The Unite States has called on Armenia and Azerbaijan to resume negotiations on a peaceful resolution of the Nagorno-Karabakh conflict following last month’s upsurge in fighting that threatened to spark a full-scale Armenian-Azerbaijani war.
Mark Toner, a U.S. State Department spokesman, appealed to the conflicting parties on Thursday as he commented on Armenia’s threats to recognize Karabakh as an independent republic.
“The United States, along with the rest of the international community, does not recognize Nagorno-Karabakh,” Toner told a daily news briefing in Washington. “Nagorno-Karabakh’s final status will only be resolved in the context of a comprehensive settlement.”
“So we urge the sides to come to the negotiating table in good faith in order to reach a settlement that achieves those goals,” he said.
Toner confirmed that the U.S. continues to stand for a Karabakh settlement based on the internationally recognized principles of territorial integrity, peoples’ right to self-determination, and non-use of force. “But we’ve also very much said that all of this needs to be worked out within the context of the [OSCE] Minsk Group,” he added. “There is a process here, and that process needs to be returned to by all sides.”
The U.S. State Department was quick to express serious concern at the outbreak of heavy fighting around Karabakh on April 2. But unlike Russia, Washington did not seem to engage in intensive diplomacy between the warring sides.
Secretary of State John Kerry discussed the Karabakh escalation with Russian Foreign Minister Sergey Lavrov in several phone calls reported over the past month, most recently on May 2. The State Department said afterwards that the two men agreed on “the need to continue to try to restore a better sense of calm between the sides.”
Lavrov said on Wednesday that Moscow is now trying to arrange Armenian-Azerbaijani peace talks that will also involve the U.S. and France.

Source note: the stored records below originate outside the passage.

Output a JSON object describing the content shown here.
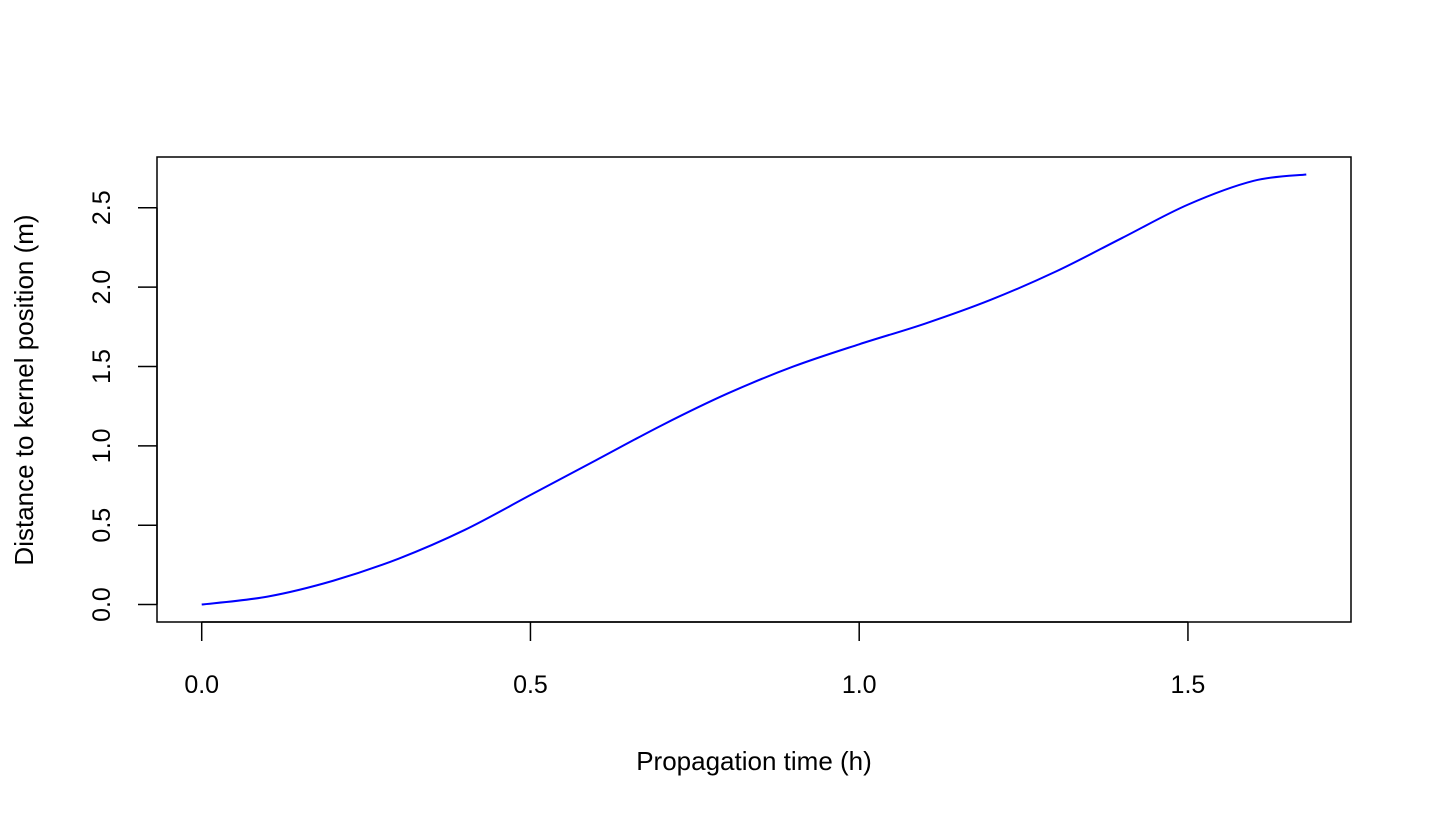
{
  "chart_data": {
    "type": "line",
    "title": "",
    "xlabel": "Propagation time (h)",
    "ylabel": "Distance to kernel position (m)",
    "xlim": [
      -0.068,
      1.748
    ],
    "ylim": [
      -0.11,
      2.82
    ],
    "x_ticks": [
      0.0,
      0.5,
      1.0,
      1.5
    ],
    "x_tick_labels": [
      "0.0",
      "0.5",
      "1.0",
      "1.5"
    ],
    "y_ticks": [
      0.0,
      0.5,
      1.0,
      1.5,
      2.0,
      2.5
    ],
    "y_tick_labels": [
      "0.0",
      "0.5",
      "1.0",
      "1.5",
      "2.0",
      "2.5"
    ],
    "grid": false,
    "legend": "none",
    "series": [
      {
        "color": "#0000ff",
        "x": [
          0.0,
          0.1,
          0.2,
          0.3,
          0.4,
          0.5,
          0.6,
          0.7,
          0.8,
          0.9,
          1.0,
          1.1,
          1.2,
          1.3,
          1.4,
          1.5,
          1.6,
          1.68
        ],
        "y": [
          0.0,
          0.05,
          0.15,
          0.29,
          0.47,
          0.69,
          0.91,
          1.13,
          1.33,
          1.5,
          1.64,
          1.77,
          1.92,
          2.1,
          2.31,
          2.52,
          2.67,
          2.71
        ]
      }
    ]
  }
}
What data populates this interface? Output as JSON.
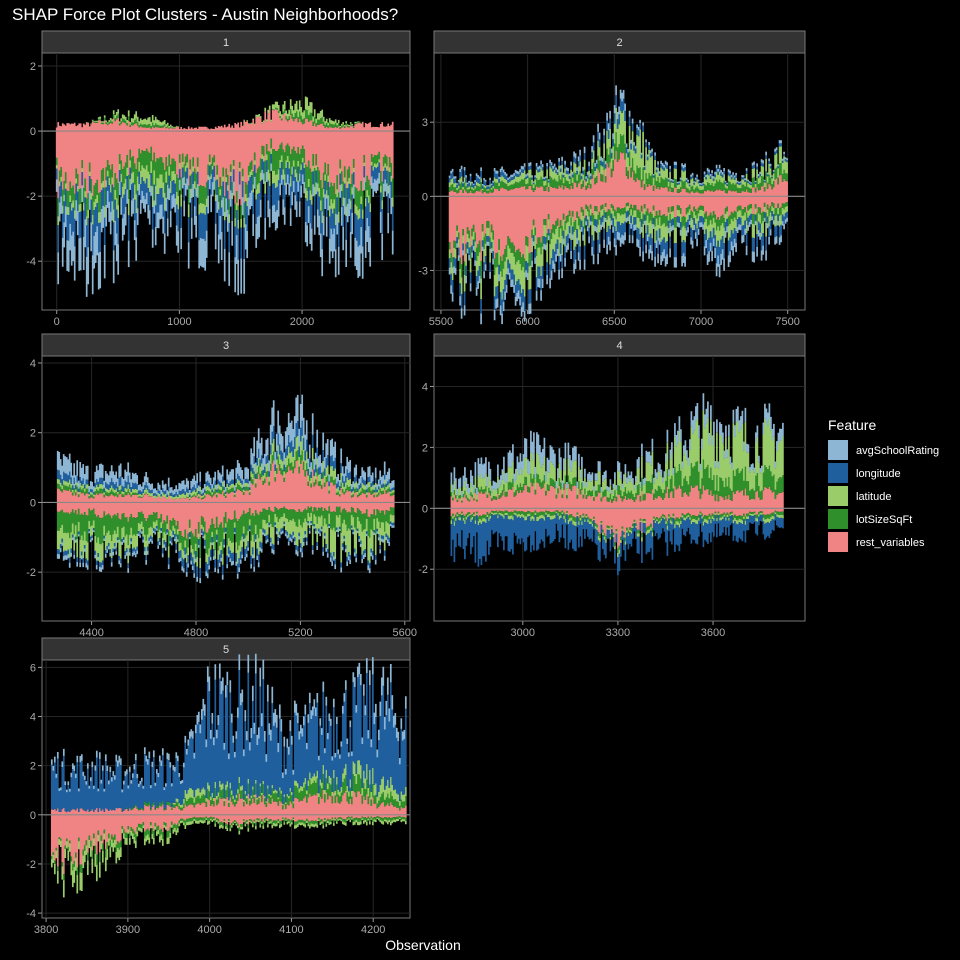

The three world powers have long been jointly spearheading international efforts to broker an Armenian-Azerbaijani peace deal as co-chairs of the Minsk Group.
Kerry also phoned the Armenian and Azerbaijani presidents on April 25. He met them in Washington just days before Azerbaijan launched a military offensive in Karabakh on April 2.
As recently in February, U.S. Director of National Intelligence James Clapper warned that Azerbaijan’s current economic woes caused by falling oil prices have heightened the risk of a serious flare-up of violence in Karabakh.
“Baku’s sustained military buildup, coupled with declining economic conditions in Azerbaijan, are raising the potential that the conflict will escalate in 2016,” Clapper said in annual testimony before a U.S. Senate committee.